“La Banca centrale russa conserva tutti i propri lingotti ‘in casa’, dal momento che solo entro i confini della Russia il suo oro può essere considerato completamente al sicuro”: lo ha dichiarato il 21 aprile a “Russia Today” Anatoly Aksakov, presidente del comitato della Duma di Stato sui mercati finanziari.

MOSCA E ANKARA D'ACCORDO: A CASA I LINGOTTI!

Rispondendo a una domanda sulla decisione presa dalla Turchia che, di recente, ha a sua volta deciso di rimpatriare i propri lingotti stoccati presso la Federal Reserve degli Stati Uniti, Anatoly Aksakov ha dichiarato: "Non possediamo alcuna riserva d'oro negli Stati Uniti, all'estero abbiamo solo riserve Forex (ossia, in valuta). Nessuno può fisicamente mettere le mani sul nostro oro".
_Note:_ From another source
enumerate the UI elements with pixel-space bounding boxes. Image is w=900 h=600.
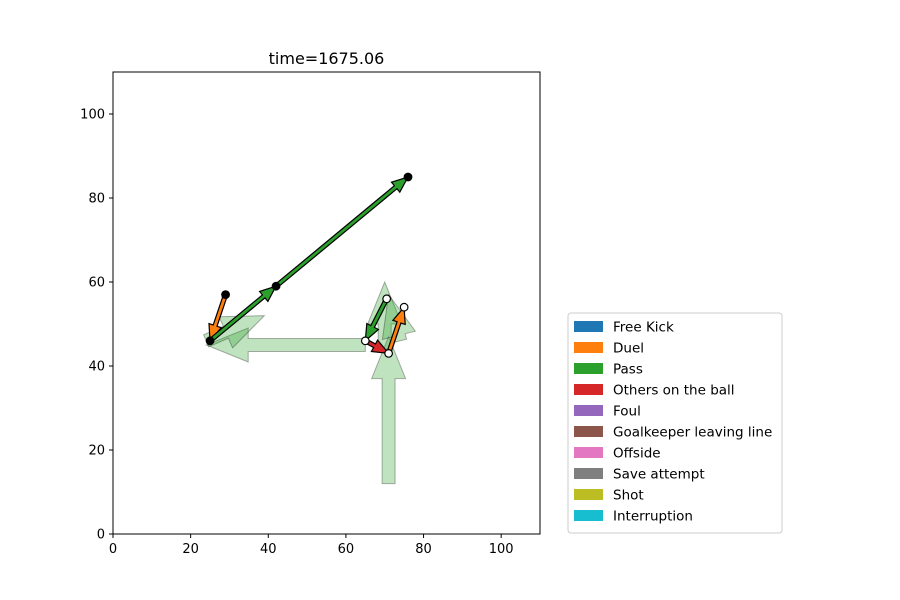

Le riserve della Russia sono costituite da valute estere come euro, yuan e dollari, posizioni di riserva nel Fondo Monetario Internazionale e oro fisico. La quantità di metallo fisico nelle riserve russe è cresciuta di recente di ulteriori 52,88 tonnellate e ha raggiunto 1.861,1 tonnellate alla data del 1è aprile 2018. Dopo l'imposizione delle sanzioni occidentali contro la Russia nel 2014, il paese ha significativamente aumentato la quota di metallo prezioso nelle sue riserve dal 7,8% a oltre il 15%.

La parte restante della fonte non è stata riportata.